On the basis that conference calls are dangerous times when an executive could accidentally tell the truth about the company.

See, for example, Introgen: each of their ridiculously long conference calls were really just treacherous, extended opportunities to accidentally divulge the truth to investors. That truth would have certainly destroyed shareholder value.

Your MO on this topic has been pretty textbook.

INCY:

They gave the cMET to NVS, so I suspect that it won't be a big driver for revenues.

They sound somewhat excited about the IDO inhibitor, but they also sounded enthusiastic about the sheddase inhibitor and dropped that one after phase 2.
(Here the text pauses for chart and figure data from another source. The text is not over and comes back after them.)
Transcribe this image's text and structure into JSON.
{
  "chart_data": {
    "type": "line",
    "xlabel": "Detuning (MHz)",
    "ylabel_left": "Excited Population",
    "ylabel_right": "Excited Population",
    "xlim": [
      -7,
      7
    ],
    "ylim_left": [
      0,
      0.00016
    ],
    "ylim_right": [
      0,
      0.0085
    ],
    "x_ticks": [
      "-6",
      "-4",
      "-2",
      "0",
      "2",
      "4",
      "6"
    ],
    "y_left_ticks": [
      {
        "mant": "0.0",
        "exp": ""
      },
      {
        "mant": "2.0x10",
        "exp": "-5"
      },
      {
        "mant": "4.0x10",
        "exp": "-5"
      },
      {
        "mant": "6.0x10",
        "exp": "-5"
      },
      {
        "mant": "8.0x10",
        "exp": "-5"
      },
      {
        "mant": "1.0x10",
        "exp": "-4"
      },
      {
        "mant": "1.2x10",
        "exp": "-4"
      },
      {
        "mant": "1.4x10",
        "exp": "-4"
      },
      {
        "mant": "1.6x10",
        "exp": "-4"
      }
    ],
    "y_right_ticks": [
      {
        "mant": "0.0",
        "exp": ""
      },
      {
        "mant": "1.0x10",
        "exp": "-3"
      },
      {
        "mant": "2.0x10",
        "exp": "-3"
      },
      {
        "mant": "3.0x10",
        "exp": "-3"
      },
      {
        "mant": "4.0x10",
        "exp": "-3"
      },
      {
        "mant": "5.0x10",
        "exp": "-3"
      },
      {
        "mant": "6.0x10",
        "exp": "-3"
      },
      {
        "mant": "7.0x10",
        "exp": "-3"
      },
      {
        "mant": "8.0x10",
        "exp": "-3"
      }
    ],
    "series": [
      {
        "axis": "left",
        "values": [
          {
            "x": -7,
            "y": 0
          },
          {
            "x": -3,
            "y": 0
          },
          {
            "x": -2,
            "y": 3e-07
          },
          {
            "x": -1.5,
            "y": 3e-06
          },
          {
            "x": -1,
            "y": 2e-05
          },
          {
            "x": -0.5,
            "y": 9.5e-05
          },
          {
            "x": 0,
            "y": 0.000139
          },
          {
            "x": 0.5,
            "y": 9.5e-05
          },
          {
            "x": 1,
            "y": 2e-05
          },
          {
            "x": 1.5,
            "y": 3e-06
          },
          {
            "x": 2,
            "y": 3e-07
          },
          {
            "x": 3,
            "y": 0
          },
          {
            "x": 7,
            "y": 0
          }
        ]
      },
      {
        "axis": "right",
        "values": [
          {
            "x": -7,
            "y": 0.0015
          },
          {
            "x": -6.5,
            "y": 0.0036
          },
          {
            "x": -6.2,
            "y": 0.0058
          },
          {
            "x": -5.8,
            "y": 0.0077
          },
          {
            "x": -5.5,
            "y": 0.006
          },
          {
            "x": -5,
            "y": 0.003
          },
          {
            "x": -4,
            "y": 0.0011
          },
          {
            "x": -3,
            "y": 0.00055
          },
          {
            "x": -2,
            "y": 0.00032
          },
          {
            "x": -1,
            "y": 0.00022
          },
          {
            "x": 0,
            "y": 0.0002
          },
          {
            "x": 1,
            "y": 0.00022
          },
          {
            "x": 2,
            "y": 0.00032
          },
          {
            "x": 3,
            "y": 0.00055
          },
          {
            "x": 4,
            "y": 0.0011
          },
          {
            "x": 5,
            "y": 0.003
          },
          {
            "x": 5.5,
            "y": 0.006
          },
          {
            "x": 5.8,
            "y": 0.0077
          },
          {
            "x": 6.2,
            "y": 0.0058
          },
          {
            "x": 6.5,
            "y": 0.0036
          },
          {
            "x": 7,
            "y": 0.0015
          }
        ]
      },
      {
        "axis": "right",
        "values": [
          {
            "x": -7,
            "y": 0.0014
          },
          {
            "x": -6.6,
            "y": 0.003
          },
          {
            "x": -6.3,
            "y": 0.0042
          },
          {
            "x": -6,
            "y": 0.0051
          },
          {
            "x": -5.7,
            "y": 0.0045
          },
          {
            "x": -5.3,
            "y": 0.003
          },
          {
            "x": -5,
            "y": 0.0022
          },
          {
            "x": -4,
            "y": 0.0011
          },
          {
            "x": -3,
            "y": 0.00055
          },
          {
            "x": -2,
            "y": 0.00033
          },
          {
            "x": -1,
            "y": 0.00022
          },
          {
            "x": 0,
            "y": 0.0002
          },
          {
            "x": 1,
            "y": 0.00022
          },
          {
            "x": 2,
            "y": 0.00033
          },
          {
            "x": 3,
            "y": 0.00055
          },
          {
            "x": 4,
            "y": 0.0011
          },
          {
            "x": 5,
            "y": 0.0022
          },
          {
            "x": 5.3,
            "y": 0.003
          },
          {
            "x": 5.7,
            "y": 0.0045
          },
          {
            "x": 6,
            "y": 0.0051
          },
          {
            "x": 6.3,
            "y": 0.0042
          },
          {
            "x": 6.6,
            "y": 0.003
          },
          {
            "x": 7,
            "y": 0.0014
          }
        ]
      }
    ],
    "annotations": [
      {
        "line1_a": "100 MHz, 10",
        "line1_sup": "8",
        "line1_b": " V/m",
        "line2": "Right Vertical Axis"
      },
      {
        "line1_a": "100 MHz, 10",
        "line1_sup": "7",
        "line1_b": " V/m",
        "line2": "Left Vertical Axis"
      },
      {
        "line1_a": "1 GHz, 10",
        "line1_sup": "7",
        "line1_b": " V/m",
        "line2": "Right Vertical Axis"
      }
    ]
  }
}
At the least, they do seem to be placing an emphasis on making stringent decision about what they will and won't develop. They have a couple of projects (a topical JAK inhibitor and a diabetes candidate, INCB13739) that they don't seem to be putting money into but rather waiting for someone else to work on.

For the next 3-4 years, it's really about PV/ET and RA.

Now you're being obtuse.

We all know about the enumerated reasons for an interim analysis.

But your claim re: 3* is that ONTY / Merck are being extra double super sure, without any hard evidence that they are.

When boiled down to it, you're simply supposing that the company is employing a modification to OBF because:

1) You have no hard evidence that they're NOT doing what you alone propose they might be doing (message 131319).

2) You can't make sense of the data otherwise.



* From 131319: Efficacy, don't keep the placebos on placebo if the drug REALLY works

But that's the whole point of the interim look...

Why? I don't follow this at all.

ONTY:

Not to be creepy, but this is also what happened with the Theratope Phase 3.